Methanol is used on a limited basis to fuel internal combustion engines, as it is less flammable than gasoline. Mixtures of methanol with gasoline and nitrous oxides are often used as the primary fuel source in open wheel racing circuits and in radio controlled model airplanes as these mixtures produce more power than gasoline and nitrous oxides alone.

Methanol is frequently used as a denaturant stabilizer for ethanol manufactured for industrial uses, as it is poisonous.

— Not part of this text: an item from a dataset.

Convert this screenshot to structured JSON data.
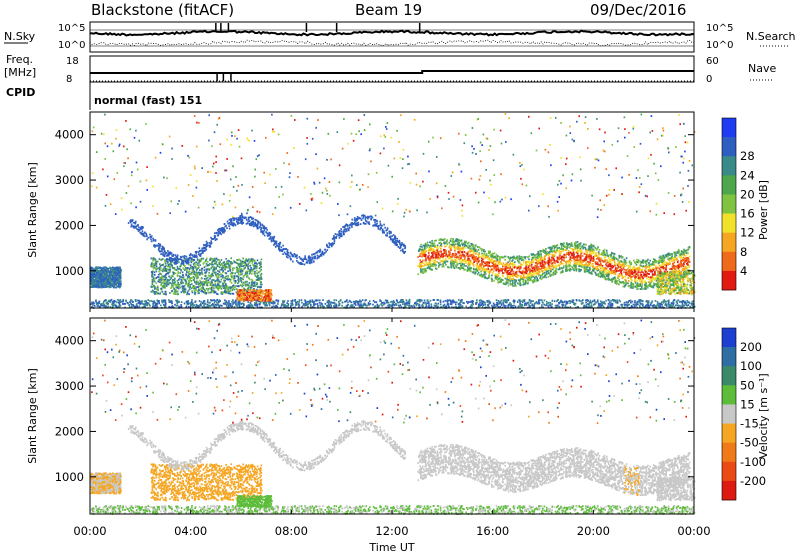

The addition of a poison economically exempts industrial ethanol from the significant taxes that would otherwise be levied as it is the essence of all potable alcoholic beverages.


However, the largest use of methanol so far, is in making other chemicals. About 40% of methanol is converted to formaldehyde, and from there into products as diverse as plastics, plywood, paints, explosives, and permanent press textiles.

When produced from wood or other organic materials, the resulting organic methanol may be used as an alternative to petroleum-based hydrocarbons. Methanol is also used as a solvent and as antifreeze in pipelines and windscreen washer fluid.

In some wastewater treatment plants, a small amount of methanol is added to wastewater to provide a food source of carbon for denitrification bacteria, which convert nitrates to nitrogen.

Direct-methanol fuel cells are unique in their low temperature, atmospheric pressure operation, allowing them to be miniaturized to an unprecedented degree. Together with the relatively easy and safe storage and handling of methanol may open new doors to the possibility of fuel cell-powered consumer electronics.

Other chemical derivatives of methanol include dimethyl ether, which has replaced chlorofluorocarbons as an aerosol spray propellant, and acetic acid.

Methanol is a traditional ingredient in methylated spirit or denatured alcohol.

However, methanol is corrosive to some metals, such as aluminium. Although a weak acid, methanol attacks the oxide coating that normally protects the aluminium from corrosion in the reaction as shown below:

6 CH3OH + Al2O3 → 2 Al(OCH3) 3 + 3 H2O

The resulting methoxide salts are soluble in methanol, have a clean aluminum surface, which is readily oxidised by some dissolved oxygen. Also, methanol can act as a reducing agent:

6 CH3OH + 2 Al → 2 Al(OCH3) 3 + 3 H2

This process effectively fuels corrosion until either the metal is totally corroded or the concentration of CH3OH is small.